If we consider the following the view we want to produce in Tableau:
![](https://www.thedataschool.co.uk/content/images/2023/03/image-136.png)
Notice that for the chart we have bars for the months where we lack targets and targets for months that do not have updated sales yet. This is a useful observation for the join logic later on. The other observation that needs to be made at the start is the granularity of the dimension on the x axis - in this instance Month/Year.
The key takeaway for unpacking the relationship data model is that aggregation occurs before the join and we can explore this in an Alteryx workflow. Effectively we will need to aggregate the sales data to the same granularity as target given that is what we have on the x-axis and then returning to the bar observation use a full outer join to bring in the rows with only one of the measures.
Expressing this logic in the form of an Alteryx workflow:
![](https://www.thedataschool.co.uk/content/images/2023/03/image-137.png)
Now we can address the component parts of the workflow:
![](https://www.thedataschool.co.uk/content/images/2023/03/image-139.png)
First we use a select tool to ensure we have the correct data-types for aggregation later and then get to work getting the string date into the correct form - with the first formula we get Alteryx to recognize it as a date and then in the second using Datetimeformat() we get it to output a string in the same form as the target data (yyyy-MM).

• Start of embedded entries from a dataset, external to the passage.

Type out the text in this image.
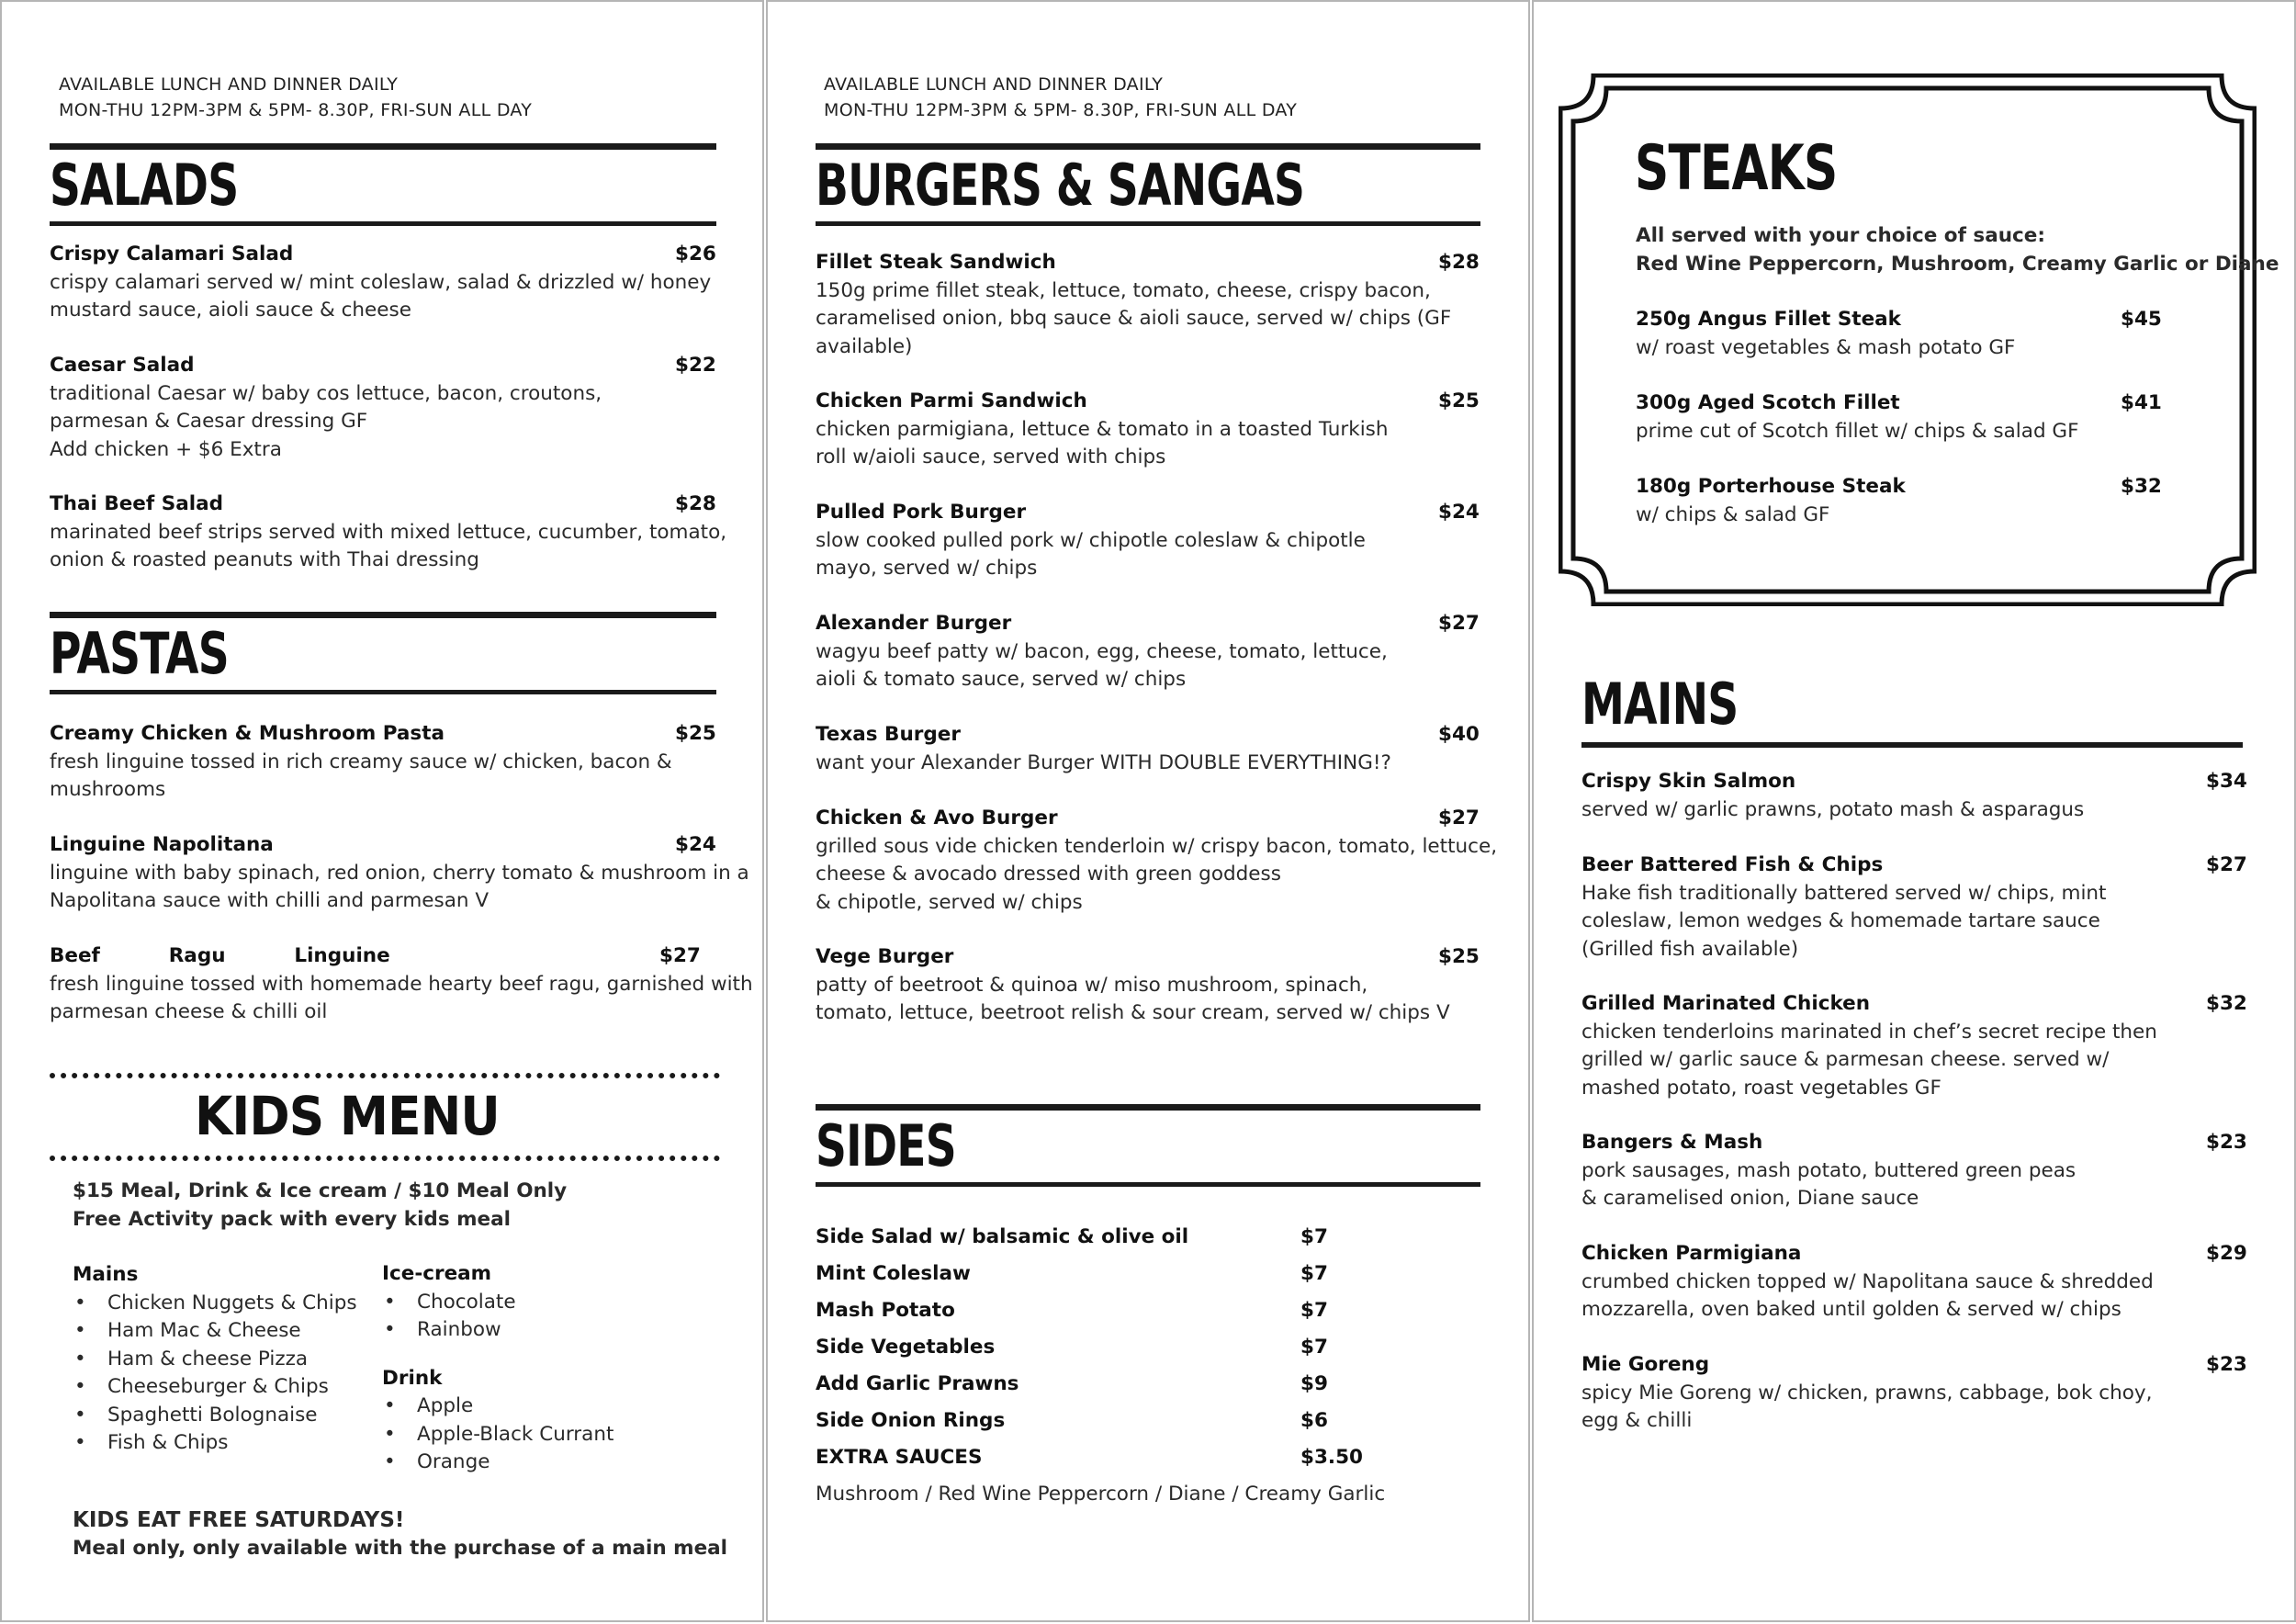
AVAILABLE LUNCH AND DINNER DAILY
MON-THU 12PM-3PM & 5PM- 8.30P, FRI-SUN ALL DAY
SALADS
Crispy Calamari Salad	$26
crispy calamari served w/ mint coleslaw, salad & drizzled w/ honey
mustard sauce, aioli sauce & cheese
Caesar Salad	$22
traditional Caesar w/ baby cos lettuce, bacon, croutons,
parmesan & Caesar dressing GF
Add chicken + $6 Extra
Thai Beef Salad	$28
marinated beef strips served with mixed lettuce, cucumber, tomato,
onion & roasted peanuts with Thai dressing
PASTAS
Creamy Chicken & Mushroom Pasta	$25
fresh linguine tossed in rich creamy sauce w/ chicken, bacon &
mushrooms
Linguine Napolitana	$24
linguine with baby spinach, red onion, cherry tomato & mushroom in a
Napolitana sauce with chilli and parmesan V
Beef          Ragu          Linguine	$27
fresh linguine tossed with homemade hearty beef ragu, garnished with
parmesan cheese & chilli oil
KIDS MENU
$15 Meal, Drink & Ice cream / $10 Meal Only
Free Activity pack with every kids meal
Mains
• Chicken Nuggets & Chips
• Ham Mac & Cheese
• Ham & cheese Pizza
• Cheeseburger & Chips
• Spaghetti Bolognaise
• Fish & Chips
Ice-cream
• Chocolate
• Rainbow
Drink
• Apple
• Apple-Black Currant
• Orange
KIDS EAT FREE SATURDAYS!
Meal only, only available with the purchase of a main meal
AVAILABLE LUNCH AND DINNER DAILY
MON-THU 12PM-3PM & 5PM- 8.30P, FRI-SUN ALL DAY
BURGERS & SANGAS
Fillet Steak Sandwich	$28
150g prime fillet steak, lettuce, tomato, cheese, crispy bacon,
caramelised onion, bbq sauce & aioli sauce, served w/ chips (GF
available)
Chicken Parmi Sandwich	$25
chicken parmigiana, lettuce & tomato in a toasted Turkish
roll w/aioli sauce, served with chips
Pulled Pork Burger	$24
slow cooked pulled pork w/ chipotle coleslaw & chipotle
mayo, served w/ chips
Alexander Burger	$27
wagyu beef patty w/ bacon, egg, cheese, tomato, lettuce,
aioli & tomato sauce, served w/ chips
Texas Burger	$40
want your Alexander Burger WITH DOUBLE EVERYTHING!?
Chicken & Avo Burger	$27
grilled sous vide chicken tenderloin w/ crispy bacon, tomato, lettuce,
cheese & avocado dressed with green goddess
& chipotle, served w/ chips
Vege Burger	$25
patty of beetroot & quinoa w/ miso mushroom, spinach,
tomato, lettuce, beetroot relish & sour cream, served w/ chips V
SIDES
Side Salad w/ balsamic & olive oil	$7
Mint Coleslaw	$7
Mash Potato	$7
Side Vegetables	$7
Add Garlic Prawns	$9
Side Onion Rings	$6
EXTRA SAUCES	$3.50
Mushroom / Red Wine Peppercorn / Diane / Creamy Garlic
STEAKS
All served with your choice of sauce:
Red Wine Peppercorn, Mushroom, Creamy Garlic or Diane
250g Angus Fillet Steak	$45
w/ roast vegetables & mash potato GF
300g Aged Scotch Fillet	$41
prime cut of Scotch fillet w/ chips & salad GF
180g Porterhouse Steak	$32
w/ chips & salad GF
MAINS
Crispy Skin Salmon	$34
served w/ garlic prawns, potato mash & asparagus
Beer Battered Fish & Chips	$27
Hake fish traditionally battered served w/ chips, mint
coleslaw, lemon wedges & homemade tartare sauce
(Grilled fish available)
Grilled Marinated Chicken	$32
chicken tenderloins marinated in chef’s secret recipe then
grilled w/ garlic sauce & parmesan cheese. served w/
mashed potato, roast vegetables GF
Bangers & Mash	$23
pork sausages, mash potato, buttered green peas
& caramelised onion, Diane sauce
Chicken Parmigiana	$29
crumbed chicken topped w/ Napolitana sauce & shredded
mozzarella, oven baked until golden & served w/ chips
Mie Goreng	$23
spicy Mie Goreng w/ chicken, prawns, cabbage, bok choy,
egg & chilli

This is comparable to setting the relationship in the Tableau Data Pane with calculated fields:
![](https://www.thedataschool.co.uk/content/images/2023/03/image-141.png)
In this instance I went about it slightly differently - turning the target month year into a date field - it automatically assigned the first day to each month year combination and then used date truncate on both so that the relationship was at the level of month year.
Now on each row we have sales for each day but with the month year information, a summarize where we group by Month/Year and summing sales will put the data in the desired format:
![](https://www.thedataschool.co.uk/content/images/2023/03/image-142.png)
For each Month/Year combo return me the sum of sales and this aggregation is built into Tableau's relationship model so a potential drawback is that you have less control/confirmation of what has occured (Alteryx could be useful here in double checking the outcomes are the same).
All that remains on the Alteryx side is a full outer join:
![](https://www.thedataschool.co.uk/content/images/2023/03/image-143.png)
Achieved by using a union tool on the anchors for inner join (J anchor) and the unmatched rows from the left dataset and the right dataset(L and R anchors respectively).
Using the interactive chart tool we can visualize the output of Alteryx:
![](https://www.thedataschool.co.uk/content/images/2023/03/image-144.png)
And compare it to what was produced in Tableau:
![](https://www.thedataschool.co.uk/content/images/2023/03/image-145.png)
To recap; the aim of the blog was to try and unpack the noodles in the Tableau Data Pane when we refer to relationship data models. At the fundamental level it refers to aggregation before joins.